Persistently searching the wall, however, Nick finally discovered the head of a nail some six feet above the floor. It did not appear to be as dusty as the rest of the wall. He reached up and pressed it with his thumb.
This instantly brought a faint click from behind the sheathing.
A section of it about two feet square, so neatly fitted that the cracks were invisible, separated from the rest and swung outward under the impulse of a hidden spring.
It brought to light the foundation wall of the building, also a circular metal plate about fourteen inches in diameter, with a handle by which it could be swung downward parallel with the face of the wall.
Nick forced it down and discovered the opening of a tube through the wall, and in the tube a cylinder such as Patsy had seen in the subterranean chamber.
Nick instantly hit upon the truth, of course, and the mystery as to how the merchandise had been taken from the store ended then and there.
“A pneumatic tube,” he said to himself, noting the tight-fitting flange of felt around the end of the cylinder. “Similar to those of a cash system.
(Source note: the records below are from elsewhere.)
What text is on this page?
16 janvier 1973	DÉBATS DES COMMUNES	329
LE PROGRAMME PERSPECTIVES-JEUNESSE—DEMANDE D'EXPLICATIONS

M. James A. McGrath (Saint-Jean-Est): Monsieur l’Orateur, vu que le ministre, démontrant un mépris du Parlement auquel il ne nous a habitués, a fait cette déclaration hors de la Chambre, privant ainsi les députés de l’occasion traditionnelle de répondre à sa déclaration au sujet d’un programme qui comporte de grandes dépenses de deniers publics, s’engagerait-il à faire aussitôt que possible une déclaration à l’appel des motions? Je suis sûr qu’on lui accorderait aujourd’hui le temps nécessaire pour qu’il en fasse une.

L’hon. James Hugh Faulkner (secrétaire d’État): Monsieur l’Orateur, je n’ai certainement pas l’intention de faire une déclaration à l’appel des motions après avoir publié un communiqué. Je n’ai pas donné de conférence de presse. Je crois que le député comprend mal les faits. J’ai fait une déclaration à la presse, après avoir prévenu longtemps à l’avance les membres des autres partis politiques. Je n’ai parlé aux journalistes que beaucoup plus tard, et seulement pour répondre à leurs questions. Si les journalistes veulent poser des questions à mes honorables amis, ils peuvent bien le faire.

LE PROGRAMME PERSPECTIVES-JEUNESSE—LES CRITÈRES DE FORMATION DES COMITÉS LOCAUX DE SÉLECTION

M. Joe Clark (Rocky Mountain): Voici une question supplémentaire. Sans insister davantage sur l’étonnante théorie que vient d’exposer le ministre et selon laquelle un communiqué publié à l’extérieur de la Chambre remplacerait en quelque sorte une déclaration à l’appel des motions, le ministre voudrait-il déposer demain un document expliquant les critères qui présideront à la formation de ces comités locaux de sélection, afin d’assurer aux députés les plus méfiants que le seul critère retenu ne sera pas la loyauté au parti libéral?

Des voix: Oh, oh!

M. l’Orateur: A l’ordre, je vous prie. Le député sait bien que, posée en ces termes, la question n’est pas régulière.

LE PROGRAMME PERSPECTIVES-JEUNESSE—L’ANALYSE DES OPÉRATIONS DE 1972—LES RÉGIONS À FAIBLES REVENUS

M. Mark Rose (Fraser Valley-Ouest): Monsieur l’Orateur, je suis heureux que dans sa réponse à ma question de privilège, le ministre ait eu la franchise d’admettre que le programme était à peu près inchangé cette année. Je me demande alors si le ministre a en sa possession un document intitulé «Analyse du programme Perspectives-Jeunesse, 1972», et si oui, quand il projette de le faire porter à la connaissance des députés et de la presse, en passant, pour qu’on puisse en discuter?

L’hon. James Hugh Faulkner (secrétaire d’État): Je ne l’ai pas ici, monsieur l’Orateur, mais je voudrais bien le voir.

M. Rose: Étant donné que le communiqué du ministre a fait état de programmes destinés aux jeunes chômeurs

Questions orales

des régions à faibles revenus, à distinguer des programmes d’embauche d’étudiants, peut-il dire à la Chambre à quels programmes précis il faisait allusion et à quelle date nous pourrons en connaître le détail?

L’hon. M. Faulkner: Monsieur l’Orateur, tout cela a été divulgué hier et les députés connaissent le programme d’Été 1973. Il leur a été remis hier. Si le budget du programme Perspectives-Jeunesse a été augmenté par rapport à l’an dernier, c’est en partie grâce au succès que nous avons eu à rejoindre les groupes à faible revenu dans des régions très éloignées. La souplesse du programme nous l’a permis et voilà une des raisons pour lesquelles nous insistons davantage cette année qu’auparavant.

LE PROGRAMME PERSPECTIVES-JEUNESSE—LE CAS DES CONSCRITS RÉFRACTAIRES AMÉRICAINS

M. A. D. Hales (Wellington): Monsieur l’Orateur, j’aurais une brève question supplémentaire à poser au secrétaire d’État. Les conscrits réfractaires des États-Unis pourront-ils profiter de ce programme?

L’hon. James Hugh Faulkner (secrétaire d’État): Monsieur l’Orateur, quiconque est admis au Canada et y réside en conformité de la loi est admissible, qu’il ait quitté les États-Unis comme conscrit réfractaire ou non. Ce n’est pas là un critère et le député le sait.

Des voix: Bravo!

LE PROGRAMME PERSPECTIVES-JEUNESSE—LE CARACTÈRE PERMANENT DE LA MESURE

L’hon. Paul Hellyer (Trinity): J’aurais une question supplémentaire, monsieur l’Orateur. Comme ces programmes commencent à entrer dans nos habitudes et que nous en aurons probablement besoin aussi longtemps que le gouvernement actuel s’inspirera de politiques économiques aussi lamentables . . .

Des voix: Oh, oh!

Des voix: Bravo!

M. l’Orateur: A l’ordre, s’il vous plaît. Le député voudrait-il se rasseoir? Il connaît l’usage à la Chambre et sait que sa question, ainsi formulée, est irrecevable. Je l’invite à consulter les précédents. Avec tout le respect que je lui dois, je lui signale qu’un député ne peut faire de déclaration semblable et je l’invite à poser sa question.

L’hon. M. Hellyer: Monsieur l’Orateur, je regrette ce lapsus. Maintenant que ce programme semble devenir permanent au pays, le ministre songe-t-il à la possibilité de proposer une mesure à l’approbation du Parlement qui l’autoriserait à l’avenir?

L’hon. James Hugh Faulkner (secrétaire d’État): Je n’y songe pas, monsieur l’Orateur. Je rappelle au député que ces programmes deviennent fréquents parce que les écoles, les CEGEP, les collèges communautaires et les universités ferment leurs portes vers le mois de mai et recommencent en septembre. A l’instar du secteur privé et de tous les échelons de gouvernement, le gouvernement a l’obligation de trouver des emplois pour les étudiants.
The tube evidently runs[{39}] underground to another building, where there must be an engine and air pump for removing the air from the tube. That done, and this plate lowered, the cylinder would fly through the tube in an instant.”
Nick carefully noted the probable direction of the tube, then turned a knob in the metal end of the cylinder, from which he took, as he expected—the bundle seen under Lombard’s arm only ten minutes before.